Book Synopsis Sanctify them in the Truth by : Stanley Hauerwas
Download or read book Sanctify them in the Truth written by Stanley Hauerwas and published by Bloomsbury Publishing. This book was released on 2016-01-28 with total page 305 pages. Available in PDF, EPUB and Kindle. Book excerpt: In Sanctify them in the Truth Stanley Hauerwas provides an overview of the development of theology and ethics. He considers how the two disciplines interrelate, discusses the nature of sin, how any account of sin requires a more determinative account of moral law, the nature of sanctification, the body as a subject for Christian holiness, and the relationship between sanctification and truthfulness. The volume ends with sermons - Hauerwas emphasizes the freedom the sermons create, as they remind us that the words we use are not our words. The inclusion of sermons also underlines Hauerwas' point that the truth of the gospel cannot be discovered apart from its embodiment in specific communities of faith. The Christian life, he argues, is not about being in possession of "the truth," defined as a set of timeless and universal principles of belief and action. Rather, it is about learning and living the life of truthfulness toward God and one another. For this Cornerstones edition Hauerwas has provided a new preface that places the work in the present debate and brings this remarkable work to a new audience.

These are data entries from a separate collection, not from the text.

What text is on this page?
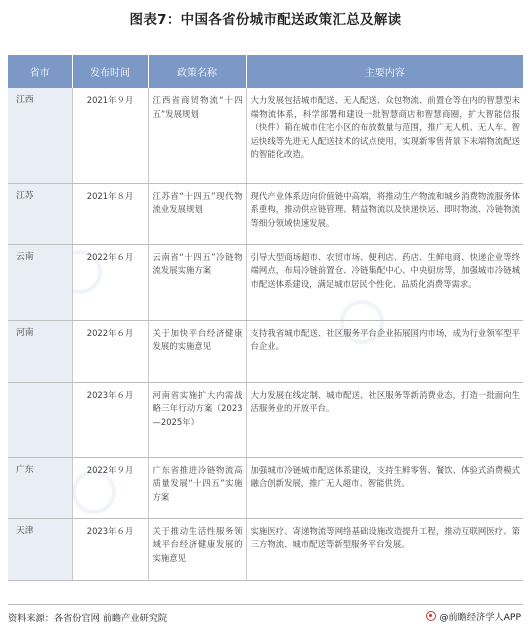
图表7：中国各省份城市配送政策汇总及解读
省市	发布时间	政策名称	主要内容
江西	2021年９月	江西省商贸物流“十四五”发展规划	大力发展包括城市配送、无人配送、众包物流、前置仓等在内的智慧型末端物流体系，科学部署和建设一批智慧商店和智慧商圈，扩大智能信报（快件）箱在城市住宅小区的布放数量与范围，推广无人机、无人车、智运快线等先进无人配送技术的试点使用，实现新零售背景下末端物流配送的智能化改造。
江苏	2021年８月	江苏省“十四五”现代物流业发展规划	现代产业体系迈向价值链中高端，将推动生产物流和城乡消费物流服务体系重构，推动供应链管理、精益物流以及快递快运、即时物流、冷链物流等细分领域快速发展。
云南	2022年６月	云南省“十四五”冷链物流发展实施方案	引导大型商场超市、农贸市场、便利店、药店、生鲜电商、快递企业等终端网点，布局冷链前置仓、冷链集配中心、中央厨房等，加强城市冷链城市配送体系建设，满足城市居民个性化、品质化消费等需求。
河南	2022年６月	关于加快平台经济健康发展的实施意见	支持我省城市配送、社区服务平台企业拓展国内市场，成为行业领军型平台企业。
	2023年６月	河南省实施扩大内需战略三年行动方案（2023—2025年）	大力发展在线定制、城市配送、社区服务等新消费业态，打造一批面向生活服务业的开放平台。
广东	2022年９月	广东省推进冷链物流高质量发展“十四五”实施方案	加强城市冷链城市配送体系建设，支持生鲜零售、餐饮、体验式消费模式融合创新发展，推广无人超市、智能供货。
天津	2023年６月	关于推动生活性服务领域平台经济健康发展的实施意见	实施医疗、寄递物流等网络基础设施改造提升工程，推动互联网医疗、第三方物流、城市配送等新型服务平台发展。
资料来源：各省份官网 前瞻产业研究院	@前瞻经济学人APP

Book Synopsis The Doctrine of God and Theological Ethics by : Michael Banner
Download or read book The Doctrine of God and Theological Ethics written by Michael Banner and published by A&C Black. This book was released on 2006-08-29 with total page 244 pages. Available in PDF, EPUB and Kindle. Book excerpt: This book addresses an important topic and fills a major gap in developments in modern theology and Christian ethics. Significant treatments include Wolfhart Pannenberg's historical overview of the relationship between modernism and Christian faith, John Webster's meticulous analysis of Christian theology's contribution to modern conceptions of conscience, J. L. O'Donovan's critique of liberal contractarian theory, and Alasdair MacIntyre's examination of the critical issues which Christianity raises for secular philosophy.